If for some reason you’re trying to watch your deep fried food consumption, then slicing them raw into salads, oven baking or even shallow frying will produce great tasting and probably healthier results. It also saves the hassle of trying to remove the pistil or stamen without tearing the petals so that your flowers do not leak water into the oil causing a volcanic bubbling of oil. I found the best way to remove these was to pick the flower in the morning when it was still open and cleaning then, before filling later.
Some great combinations to go inside your flowers:
- Seasoned ricotta and basil (+ finely diced salami if feeling indulgent) – my favourite.
- Mozzarella and speck
- Mozzarella and anchovies
The petals will have a natural twist when closed so they should be easy to reseal when you have spooned a teaspoon or so of your preferred filling into the flower.
Recipe for the batter from Jacob Kenedy’s cookbook ‘Bocca’ which has a whole chapter devoted to fritti if you should need further reason to invest.
100g plain flour
20ml extra virgin olive oil
10g dried yeast
250ml tepid water
Combine the flours, olive oil and yeast in a bowl. Stir in a little water and combine to form a thick paste without lumps. Add the remaining water until you arrive at a nice single cream texture.
Leave to rise covered for one hour or up to 5 hours at room temperature.
Heat a saucepan with 4cm of your preferred frying oil to 190C.
Sort your workstation out around your hob. A plate lined with plenty of kitchen towel on one side, the batter on the other with the stuffed flowers.
Hold the flowers by the stem and twist in the batter to keep shape and seal any holes. Hold the flower above the batter for around 10 seconds allowing most of it to drip off – this is Kenedy’s trick for a lighter batter.
Then carefully place the flower into the heated oil, dipping the head in first to seal the head and then releasing it away from you – do not drop from a height!
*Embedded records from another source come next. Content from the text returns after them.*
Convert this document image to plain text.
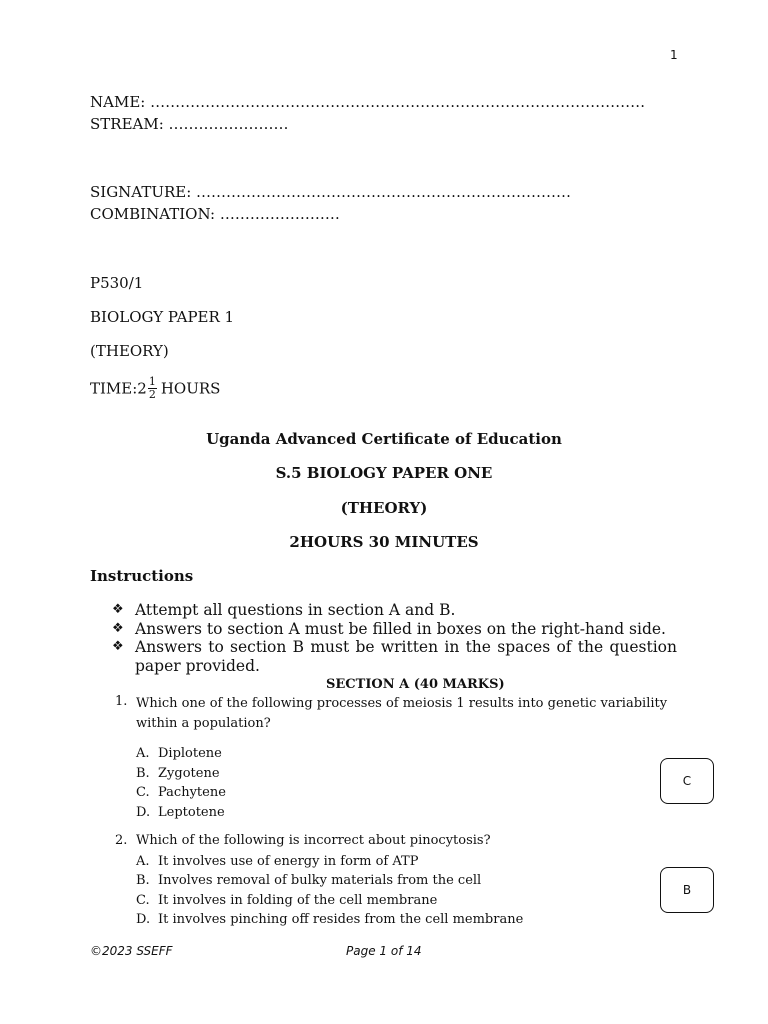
1
NAME: ………………………………………………………………………………………
STREAM: ……………………
SIGNATURE: …………………………………………………………………
COMBINATION: ……………………
P530/1
BIOLOGY PAPER 1
(THEORY)
TIME:2 $\frac{1}{2}$ HOURS
Uganda Advanced Certificate of Education
S.5 BIOLOGY PAPER ONE
(THEORY)
2HOURS 30 MINUTES
Instructions
❖ Attempt all questions in section A and B.
❖ Answers to section A must be filled in boxes on the right-hand side.
❖ Answers to section B must be written in the spaces of the question paper provided.
SECTION A (40 MARKS)
1. Which one of the following processes of meiosis 1 results into genetic variability
within a population?
A. Diplotene
B. Zygotene
C. Pachytene
D. Leptotene
C
2. Which of the following is incorrect about pinocytosis?
A. It involves use of energy in form of ATP
B. Involves removal of bulky materials from the cell
C. It involves in folding of the cell membrane
D. It involves pinching off resides from the cell membrane
B
©2023 SSEFF	Page 1 of 14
Fry for 1-2 minutes, turning once when the underside is taking on a golden hue.
Remove carefully using tongs, allowing as much oil to drip off as possible before draining on the kitchen towel. Try and do in batches but do not overcrowd the pan, you have about 3 minutes until they are perfect temperature to eat, and 7 minutes until the batter becomes soggy!
I’ve never tried stuffing courgette flowers – quite hard to come by in UK unless you grow your own. These sound wonderful.
Tell me about it! Too much of a cost/faff to transport etc for big suppliers to sell them I reckon. If you have a friendly local deli/grocer who buys from a wholesale market it’s worth asking them if they can get hold of some for you. Hope you manage to get hold of some – peak time now.